32’00. Les aveux. « Les contradicteurs dreyfusards diront que c’est faux ». ça l’est en effet et nous l’avons maintes fois montré dans nos travaux. La meilleure preuve du mensonge en étant d’ailleurs le faux que commettra Gonse, comme je l’ai montré dans mon Histoire de l’affaire Dreyfus de 1894 à nos jours. Mais ce qui est étonnant, c’est le changement de cap d’Adrien Abauzit. Il défend ici les aveux et écrit dans son livre : « « Dreyfus, condamné pour ce qui est perçu comme étant à l’époque le pire des crimes, doit probablement se sentir couvert de honte et terriblement isolé. Les paroles qu’il adresse à Lebrun-Renault [sic pour Lebrun Renaud] sont, je pense, le signe d’un homme, objet d’une vindicte universelle, à la recherche d’un minimum d’empathie. » (p. 85). Dommage, nous préférions cette version. Mais il semble en fait que cette phrase veuille dire autre chose : « un cri du cœur » dit-il ici. Maintenant que nous dit que Lebrun Renaud, comme le montrera Jaurès dans ses Preuves, a bien entendu ce qu’il dit avoir entendu ?… et invoquer le témoignage de d’Attel (qui était d’ailleurs capitaine et non commandant) n’a pas de valeur. Il aurait fallu qu’Adrien Abauzit nous dise que Lebrun Renaud a entendu : « Le ministre sait que je suis innocent, il me l’a fait dire par le Comdt du Paty de Clam, dans ma prison, il y a quelques jours, et il sait que si j’ai livré des documents, ce sont des documents sans importance et que c’était pour en obtenir de plus sérieux des allemands » (drôles d’aveux qui accompagnent une protestation d’innocence) ; et que d’Attel, lui, se souviendra de : « Pour ce que j’ai livré, cela n’en valait pas la peine. Si on m’avait laissé faire, j’aurais eu davantage en échange ». Comment deux témoins ont-ils pu, au même moment, entendre des propos si différents ? Si Adrien Abauzit avait mieux travaillé, il aurait même pu en trouver d’autres des témoignages… qui tous donnent une déclaration encore différente.

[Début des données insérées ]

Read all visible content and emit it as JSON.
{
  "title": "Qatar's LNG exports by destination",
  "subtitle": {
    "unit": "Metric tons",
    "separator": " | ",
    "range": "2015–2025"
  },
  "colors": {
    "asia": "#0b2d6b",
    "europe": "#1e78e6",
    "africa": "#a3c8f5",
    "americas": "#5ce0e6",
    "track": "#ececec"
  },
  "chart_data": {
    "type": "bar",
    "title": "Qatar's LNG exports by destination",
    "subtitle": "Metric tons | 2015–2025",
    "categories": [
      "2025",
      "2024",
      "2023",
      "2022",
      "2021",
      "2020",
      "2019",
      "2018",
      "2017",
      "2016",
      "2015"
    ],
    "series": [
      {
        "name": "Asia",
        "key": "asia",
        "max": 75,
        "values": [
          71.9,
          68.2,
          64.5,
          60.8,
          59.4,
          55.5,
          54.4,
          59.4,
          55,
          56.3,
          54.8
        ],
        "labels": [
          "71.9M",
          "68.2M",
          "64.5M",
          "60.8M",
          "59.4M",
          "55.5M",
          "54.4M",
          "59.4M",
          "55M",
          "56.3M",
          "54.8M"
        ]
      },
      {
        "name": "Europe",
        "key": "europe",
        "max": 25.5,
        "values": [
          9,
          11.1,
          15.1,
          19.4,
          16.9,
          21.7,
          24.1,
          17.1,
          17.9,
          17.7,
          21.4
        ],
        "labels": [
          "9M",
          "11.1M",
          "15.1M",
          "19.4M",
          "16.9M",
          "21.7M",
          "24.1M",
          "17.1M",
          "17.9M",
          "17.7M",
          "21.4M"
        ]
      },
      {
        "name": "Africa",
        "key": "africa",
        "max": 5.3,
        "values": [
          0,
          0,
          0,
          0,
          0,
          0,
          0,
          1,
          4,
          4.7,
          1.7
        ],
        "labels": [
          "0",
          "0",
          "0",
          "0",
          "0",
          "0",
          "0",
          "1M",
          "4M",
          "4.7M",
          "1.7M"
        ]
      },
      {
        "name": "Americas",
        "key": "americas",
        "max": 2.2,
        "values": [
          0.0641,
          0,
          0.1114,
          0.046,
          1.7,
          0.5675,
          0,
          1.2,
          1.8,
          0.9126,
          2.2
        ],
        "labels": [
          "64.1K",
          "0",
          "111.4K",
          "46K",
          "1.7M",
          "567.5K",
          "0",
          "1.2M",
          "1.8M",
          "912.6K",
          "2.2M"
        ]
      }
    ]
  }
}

35’18. La date du bordereau. « on a rattaché dans l’acte d’accusation en réalité des documents qui existaient mais qui n’étaient pas ceux vraiment visés ». Mis à part le fait que cette phrase n’a aucun sens, les documents de 1894 demeurèrent à charge contre Dreyfus jusqu’à Rennes et le sont encore dans le livre d’Adrien Abauzit. Le problème n’était pas là. L’accusation avait daté le bordereau d’avril pour qu’il collât avec les dates que l’accusation imaginait alors être celles de quelques-uns des documents. Au procès de 1894, Dreyfus avait fait remarquer que si le bordereau avait été écrit à cette date, il n’aurait pu – s’il l’avait toutefois écrit – annoncer quelque information datant de juillet telle que celle relative aux formations nouvelles d’artillerie. Du Paty avait alors tenté l’hypothèse selon laquelle le bordereau pourrait dater d’août et qu’ainsi « le partir en manœuvres » concernait bien les manœuvres d’automne où Dreyfus, jusqu’au « dernier moment », avait cru devoir aller. C’était pure improvisation de la part de Du Paty puisqu’existait une note officielle du 18 mai, signée du général Gonse, prévenant les stagiaires qu’ils n’iraient pas aux manœuvres. Dreyfus avait demandé que cette note fût versée aux débats. On ne le voulut pas et on était passé à autre chose… La date d’avril-mai avait été maintenue contre Du Paty et il avait été expliqué que la fameuse phrase ne qualifiait aucunement les manœuvres mais bien le voyage d’état-major auquel avait participé Dreyfus en juillet. Mais pourquoi avoir parlé de manœuvres dans le bordereau, dans ce cas ? Sérieusement, le commissaire du gouvernement expliquera dans son réquisitoire que Dreyfus n’avait pas écrit, comme il l’aurait dû, « “Je pars en voyage d’état-major”, car c’eût été signer la lettre-missive ».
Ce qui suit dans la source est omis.